You're right, it's true - if you're good at competitive coding you'll be good at LC. But that's incidental. You don't even need to be a Div 1 competitor on (say) Codeforces to be great at LC - the bar is incredibly low. Just being average is more than good enough at interviews. Serious competitive programmers aim to solve problems much harder than Leetcode. Just look at some older ICPC and Codejam problems.
There are some people who basically just do competitive programming to be good for interviews, but they don't get very far - not even to div 1. They reach whatever bar is necessary to clear an interview and quit immediately. The people who seriously compete to go for ICPC World Finals or to get far in CodeJam, they aren't really concerned with interviews.
That's right. I'm an okay-ish competitive programmer (around 2400 on Codeforces). I haven't played competitive programming for years (though being semi-active in the community, for problem setting etc) and last I tried I can still randomly draw a LeetCode hard, consistently solve in 10-15 minutes max.
The problem is LeetCode is SO BORING for anyone ever tried competitive programming so people usually won't do it at all.
Are those “with a track record of making a difference” also ok with interview tests, white boards, and/or take homes? I don’t know if viewing excessive tests with disdain is a characteristic solely exhibited by ex top tech; I feel like that’s a universal sentiment among top talent regardless of their background. Not wanting to be burdened with unnecessary burden is a good thing!!
I also don’t think people generally have a problem with interviews. You have to be assessed somehow, obviously, and people at top companies still get interviewed when jumping to other top companies. I’ve really only seen serious complaints (that is, beyond mild grumbling) when interviewing is a huge time sink for a specific company, especially when that company’s compensation is lower and/or the communication process is poor (e.g. ghosting).
Why in the world would anyone interview with you if your company offers less than top tech for equal or harder interviews? (Spinning your rhetoric back at you for added effect. I don’t know what your hiring is like.)
Why in the world would anyone interview with you if your company offers less than top tech for equal or harder interviews?
People who need job will apply. Its not like some one is forced to apply when otherwise they could get million dollar a year job to develop deep machine learning AI at Google.
This isn’t necessarily a useful anecdote though. If your previous payment processors weren’t using a bank that failed during that time, then you getting paid on time isn’t a sign of redundancy; they were just fortunate!
It might be fair to say that Rippling failed by choosing the wrong bank, but that’s a very different argument than saying that Rippling didn’t have a good backup plan. If all you’re going by is that you’ve always gotten paid (vs say knowing who your payment processor banked with and what their Plan B in case of bank failure was), for all you know your previous payment processor had no backup plan either!
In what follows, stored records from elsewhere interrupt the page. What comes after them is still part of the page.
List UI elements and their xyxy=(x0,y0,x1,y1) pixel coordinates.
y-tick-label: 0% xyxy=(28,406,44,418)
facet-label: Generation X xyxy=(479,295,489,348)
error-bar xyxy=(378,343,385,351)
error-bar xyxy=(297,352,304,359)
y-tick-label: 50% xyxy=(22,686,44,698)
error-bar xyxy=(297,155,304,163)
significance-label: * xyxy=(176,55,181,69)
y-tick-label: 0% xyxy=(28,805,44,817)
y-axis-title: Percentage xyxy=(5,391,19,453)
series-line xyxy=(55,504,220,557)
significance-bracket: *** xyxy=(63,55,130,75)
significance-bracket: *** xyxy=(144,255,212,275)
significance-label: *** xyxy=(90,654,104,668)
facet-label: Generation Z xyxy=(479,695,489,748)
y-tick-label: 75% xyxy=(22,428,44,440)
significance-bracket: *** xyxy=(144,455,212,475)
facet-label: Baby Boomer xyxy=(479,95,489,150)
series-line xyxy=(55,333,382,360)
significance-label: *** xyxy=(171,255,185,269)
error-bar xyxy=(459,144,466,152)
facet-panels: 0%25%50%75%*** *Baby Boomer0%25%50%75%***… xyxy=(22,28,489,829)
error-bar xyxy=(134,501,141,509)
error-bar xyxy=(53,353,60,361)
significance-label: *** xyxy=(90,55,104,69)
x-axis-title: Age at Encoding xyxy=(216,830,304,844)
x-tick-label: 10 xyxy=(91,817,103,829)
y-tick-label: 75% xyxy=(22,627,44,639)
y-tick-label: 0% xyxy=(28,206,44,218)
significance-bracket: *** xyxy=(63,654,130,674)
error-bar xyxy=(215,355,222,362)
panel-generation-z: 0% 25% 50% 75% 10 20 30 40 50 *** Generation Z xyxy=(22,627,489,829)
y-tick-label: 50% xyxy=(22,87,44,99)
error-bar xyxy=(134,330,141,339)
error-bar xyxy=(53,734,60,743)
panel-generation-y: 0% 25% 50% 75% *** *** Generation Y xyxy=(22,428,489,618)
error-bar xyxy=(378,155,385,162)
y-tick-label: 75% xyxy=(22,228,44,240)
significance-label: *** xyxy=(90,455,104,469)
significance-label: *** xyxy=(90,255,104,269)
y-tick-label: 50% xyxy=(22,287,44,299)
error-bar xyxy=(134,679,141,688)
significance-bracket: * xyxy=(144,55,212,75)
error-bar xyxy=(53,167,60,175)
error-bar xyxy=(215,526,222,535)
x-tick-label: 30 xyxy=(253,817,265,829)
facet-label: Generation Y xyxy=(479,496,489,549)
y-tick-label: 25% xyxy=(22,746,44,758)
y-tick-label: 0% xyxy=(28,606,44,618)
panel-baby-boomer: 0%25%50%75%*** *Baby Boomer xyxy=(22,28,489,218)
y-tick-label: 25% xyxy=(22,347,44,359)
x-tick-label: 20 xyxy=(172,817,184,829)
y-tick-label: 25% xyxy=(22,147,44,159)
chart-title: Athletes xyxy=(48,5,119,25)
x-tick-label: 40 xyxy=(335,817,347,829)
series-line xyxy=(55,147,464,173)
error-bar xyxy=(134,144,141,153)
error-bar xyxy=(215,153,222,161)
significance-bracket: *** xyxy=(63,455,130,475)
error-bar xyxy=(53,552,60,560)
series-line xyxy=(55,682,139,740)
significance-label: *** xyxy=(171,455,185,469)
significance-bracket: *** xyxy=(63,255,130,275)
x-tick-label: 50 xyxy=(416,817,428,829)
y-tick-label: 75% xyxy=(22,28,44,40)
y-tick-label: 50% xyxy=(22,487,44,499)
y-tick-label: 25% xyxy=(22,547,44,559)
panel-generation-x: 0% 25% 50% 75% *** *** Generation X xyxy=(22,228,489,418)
Yeah I think ADP has one account at the East Piscataway Chemical Savings and Loan. If that bank failed the same thing would have happened to ADP. Rippling definitely didn’t expose themselves to excessive risk for no reason other than their inexperience.
It is also not the case that such people get in without interviews. Senior+ (though largely staff+) is generally when you can make 400k and there are definitely still grueling interview loops at those levels.